Como defiende Mona Chollet en “Brujas” (Penguim Random House,2019) ellas fueron las perdedoras de una historia muy violenta, y plantea: “¿Por qué han de ser ellas las únicas vencidas que no tengan derecho a un punto de vista?”, un punto de vista que no sea único. Chollet recoge la pregunta que Mary Daly expone cuando, desde una historia que relata los hechos desde una visión patriarcal, se plantea que las persecuciones de brujas tuvieron un papel “terapéutico”. Este interrogante cuestiona si al narrar lo ocurrido en el pasado “osarían utilizar el mismo calificativo a propósito de los pogromos contra los judíos o los linchamientos de negros”. Obviamente no, porque hablamos de derechos humanos, de derechos civiles. No fue terapéutico en absoluto, fue violencia contra las mujeres, también hablamos de derechos humanos.

Chollet defiende que todas las mujeres, incluso las que no fueron acusadas, sufrieron los efectos de la caza de brujas, argumentando: “La pública puesta en escena de los suplicios, poderoso instrumento de terror y de disciplina colectiva, las conminaba a mostrarse discretas, dóciles, sumisas, a no molestar. Además, debieron de adquirir de un modo u otro la convicción de que encarnaban el mal; debieron de convencerse de su culpabilidad y de su perversidad innatas. Fue el fin de la subcultura femenina vivaz y solidaria de la Edad Media”.

Quien las llamaba brujas las deslegitimaba, las desvalorizaba, las controlaba, las violentaba, las torturaba, las quemaba en la hoguera. Debieron vivir en el miedo. ¿Debemos elegir la misma palabra de quienes les negaron todos sus derechos como mujeres, como seres humanos? 

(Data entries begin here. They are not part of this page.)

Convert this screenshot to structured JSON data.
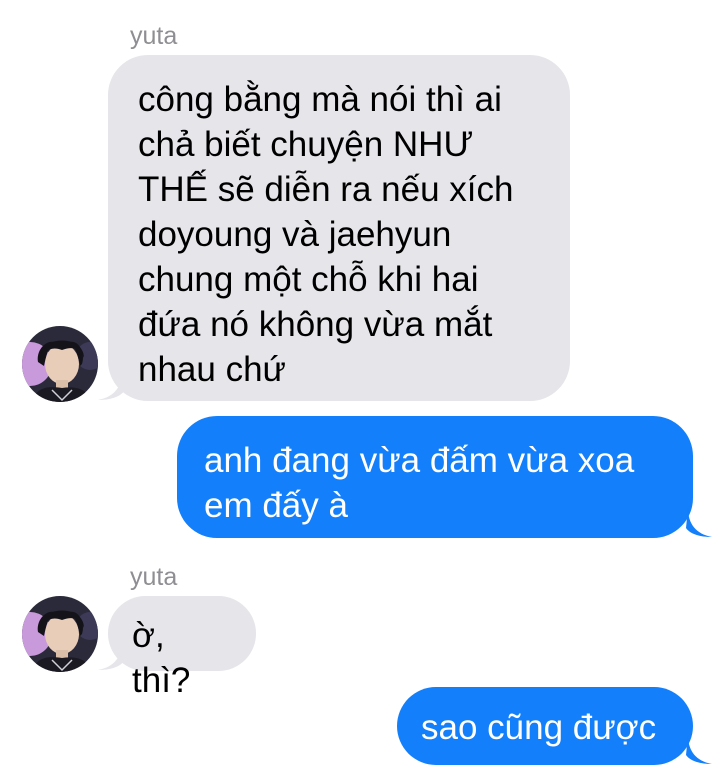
{
  "thread": {
    "messages": [
      {
        "direction": "incoming",
        "sender": "yuta",
        "text": "công bằng mà nói thì ai\nchả biết chuyện NHƯ\nTHẾ sẽ diễn ra nếu xích\ndoyoung và jaehyun\nchung một chỗ khi hai\nđứa nó không vừa mắt\nnhau chứ"
      },
      {
        "direction": "outgoing",
        "text": "anh đang vừa đấm vừa xoa\nem đấy à"
      },
      {
        "direction": "incoming",
        "sender": "yuta",
        "text": "ờ, thì?"
      },
      {
        "direction": "outgoing",
        "text": "sao cũng được"
      }
    ]
  },
  "colors": {
    "incoming_bubble": "#e5e5ea",
    "outgoing_bubble": "#137ffa",
    "sender_name": "#8e8e93"
  },
  "icons": {
    "avatar": "contact-avatar-photo"
  }
}
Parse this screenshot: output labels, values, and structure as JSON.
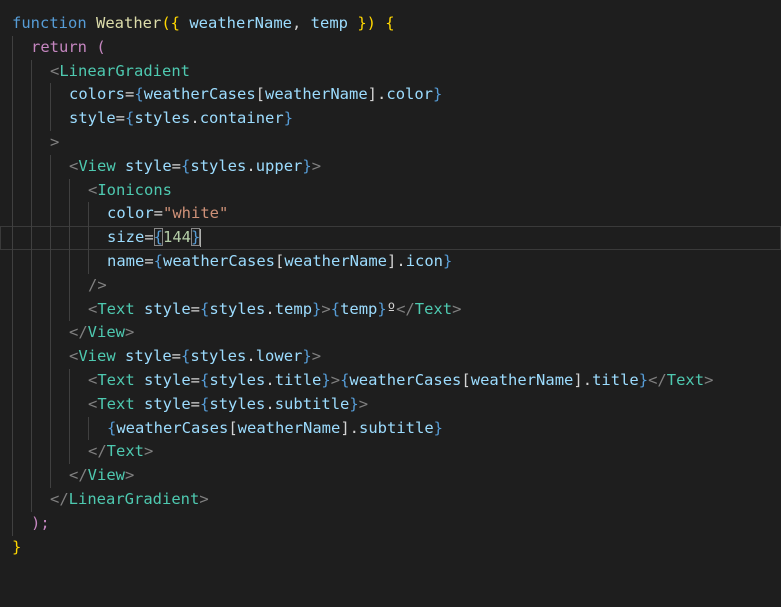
{
  "editor": {
    "lines": {
      "l1": {
        "kw_function": "function",
        "fn_name": "Weather",
        "open": "({ ",
        "p1": "weatherName",
        "comma": ", ",
        "p2": "temp",
        "close": " }) {"
      },
      "l2": {
        "kw_return": "return",
        "paren": " ("
      },
      "l3": {
        "lt": "<",
        "tag": "LinearGradient"
      },
      "l4": {
        "attr": "colors",
        "eq": "=",
        "ob": "{",
        "obj": "weatherCases",
        "lb": "[",
        "key": "weatherName",
        "rb": "]",
        "dot": ".",
        "prop": "color",
        "cb": "}"
      },
      "l5": {
        "attr": "style",
        "eq": "=",
        "ob": "{",
        "obj": "styles",
        "dot": ".",
        "prop": "container",
        "cb": "}"
      },
      "l6": {
        "gt": ">"
      },
      "l7": {
        "lt": "<",
        "tag": "View",
        "attr": " style",
        "eq": "=",
        "ob": "{",
        "obj": "styles",
        "dot": ".",
        "prop": "upper",
        "cb": "}",
        "gt": ">"
      },
      "l8": {
        "lt": "<",
        "tag": "Ionicons"
      },
      "l9": {
        "attr": "color",
        "eq": "=",
        "str": "\"white\""
      },
      "l10": {
        "attr": "size",
        "eq": "=",
        "ob": "{",
        "num": "144",
        "cb": "}"
      },
      "l11": {
        "attr": "name",
        "eq": "=",
        "ob": "{",
        "obj": "weatherCases",
        "lb": "[",
        "key": "weatherName",
        "rb": "]",
        "dot": ".",
        "prop": "icon",
        "cb": "}"
      },
      "l12": {
        "selfclose": "/>"
      },
      "l13": {
        "lt": "<",
        "tag": "Text",
        "attr": " style",
        "eq": "=",
        "ob": "{",
        "obj": "styles",
        "dot": ".",
        "prop": "temp",
        "cb": "}",
        "gt": ">",
        "ob2": "{",
        "var": "temp",
        "cb2": "}",
        "deg": "º",
        "lt2": "</",
        "tag2": "Text",
        "gt2": ">"
      },
      "l14": {
        "lt": "</",
        "tag": "View",
        "gt": ">"
      },
      "l15": {
        "lt": "<",
        "tag": "View",
        "attr": " style",
        "eq": "=",
        "ob": "{",
        "obj": "styles",
        "dot": ".",
        "prop": "lower",
        "cb": "}",
        "gt": ">"
      },
      "l16": {
        "lt": "<",
        "tag": "Text",
        "attr": " style",
        "eq": "=",
        "ob": "{",
        "obj": "styles",
        "dot": ".",
        "prop": "title",
        "cb": "}",
        "gt": ">",
        "ob2": "{",
        "obj2": "weatherCases",
        "lb": "[",
        "key": "weatherName",
        "rb": "]",
        "dot2": ".",
        "prop2": "title",
        "cb2": "}",
        "lt2": "</",
        "tag2": "Text",
        "gt2": ">"
      },
      "l17": {
        "lt": "<",
        "tag": "Text",
        "attr": " style",
        "eq": "=",
        "ob": "{",
        "obj": "styles",
        "dot": ".",
        "prop": "subtitle",
        "cb": "}",
        "gt": ">"
      },
      "l18": {
        "ob": "{",
        "obj": "weatherCases",
        "lb": "[",
        "key": "weatherName",
        "rb": "]",
        "dot": ".",
        "prop": "subtitle",
        "cb": "}"
      },
      "l19": {
        "lt": "</",
        "tag": "Text",
        "gt": ">"
      },
      "l20": {
        "lt": "</",
        "tag": "View",
        "gt": ">"
      },
      "l21": {
        "lt": "</",
        "tag": "LinearGradient",
        "gt": ">"
      },
      "l22": {
        "text": ");"
      },
      "l23": {
        "text": "}"
      }
    }
  },
  "colors": {
    "background": "#1e1e1e",
    "keyword": "#569cd6",
    "control": "#c586c0",
    "function": "#dcdcaa",
    "variable": "#9cdcfe",
    "tag": "#4ec9b0",
    "string": "#ce9178",
    "number": "#b5cea8",
    "punctuation": "#808080"
  }
}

Como profesorado deberíamos no olvidar lo que desde la educación bell hooks nos recuerda en “Enseñar pensamiento crítico” (Rayo Verde, 2022): “los efectos que las ideas y los sesgos sexistas han tenido en las formas de conocimiento han creado ciertas distorsiones y han apoyado de manera sistemática la desinformación y las falsas suposiciones; por lo tanto, han arrebatado al aprendizaje la integridad que deberá ser siempre fundamental en la adquisición de conocimientos. El uso de la educación como una forma de reforzar el pensamiento patriarcal ha socavado la democracia, pues de este modo se ha puesto la educación al servicio de los intereses de un grupo social privilegiado”. 

 Desde el feminismo también debemos fundamentar críticamente lo que defendemos, compartiendo la investigación feminista que muestra las distorsiones de nuestra cultura, porque la resistencia frente a la opresión no va a transformar nada si es banal, y si no profundiza podemos reforzar al grupo privilegiado, en lugar de ofrecer resistencia que es el propósito del feminismo para poder transformar.